Attributes can hold different types of data. For example, vertex normals are stored in an attribute where every data item is a Vector3. Other available types include ints, floats, strings, matrices, and arbitrary pointers.
Attribute names are unique for each group. You can have attributes with the same name in different groups, but you can’t have two attributes with the same name in the same group.
Attributes are usually accessed via the AttribContext class, rather than directly. This gives an extra level of safety: the AttribContext checks that you’re getting the correct type of data out of the Attribute. You would generally only go directly to the Attribute when speed was of the essence.
-
class
DD::Image
::
Camera
¶ A camera, obviously.
-
class
DD::Image
::
Light
¶ A light. There are a few different kinds of light that NUKE supports: directional lights, point lights, and so on.
-
class
DD::Image
::
Material
¶ A base class for Iops which provides special behaviour (custom shading, etc.) when used as the material for a 3D object.

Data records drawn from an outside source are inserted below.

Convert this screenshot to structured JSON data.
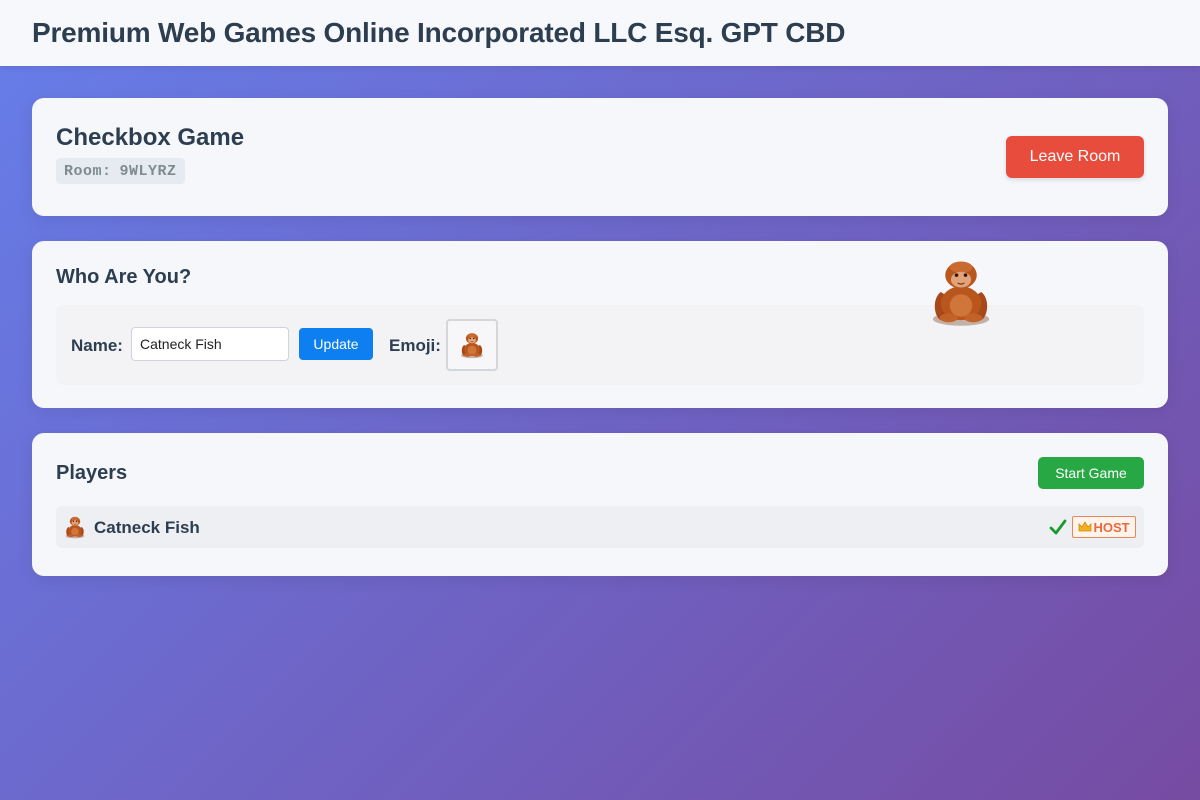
{
  "app": {
    "title": "Premium Web Games Online Incorporated LLC Esq. GPT CBD"
  },
  "room": {
    "game_title": "Checkbox Game",
    "room_label": "Room:",
    "room_code": "9WLYRZ",
    "leave_label": "Leave Room"
  },
  "identity": {
    "title": "Who Are You?",
    "name_label": "Name:",
    "name_value": "Catneck Fish",
    "update_label": "Update",
    "emoji_label": "Emoji:",
    "selected_emoji": "orangutan-icon"
  },
  "players": {
    "title": "Players",
    "start_label": "Start Game",
    "list": [
      {
        "name": "Catneck Fish",
        "emoji": "orangutan-icon",
        "ready": true,
        "badge": "HOST"
      }
    ]
  },
  "colors": {
    "primary": "#0d7ff0",
    "danger": "#e74c3c",
    "success": "#28a745",
    "host_badge": "#e8693c",
    "gradient_start": "#667eea",
    "gradient_end": "#764ba2"
  }
}
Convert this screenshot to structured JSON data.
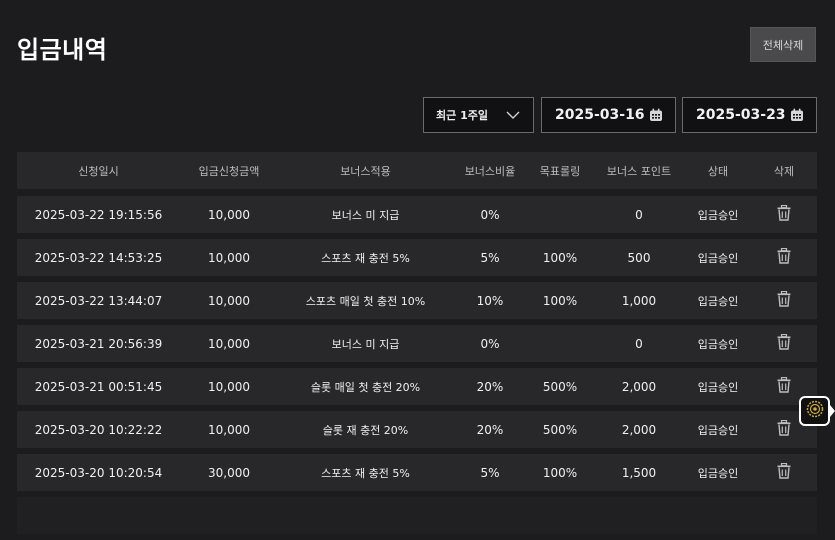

Any 2D Op can be used as a material. If the Op is not a subclass of Material, it is used as a 2D texture.
Coordinate Systems¶
NUKE uses a right-handed coordinate system.
Points for each GeoInfo are defined in object (local) coordinates. To convert these into absolute positions in world-space (world coordinates), they must be multiplied by the GeoInfo’s matrix.
Axis Ops can be used to define new coordinate systems. They provide controls for scaling, rotation, translation, skew, etc. The Op combines these into a matrix which can be used to transform coordinates from the Axis’ space into world space.
Matrices in NUKE use column-major ordering, to match OpenGL.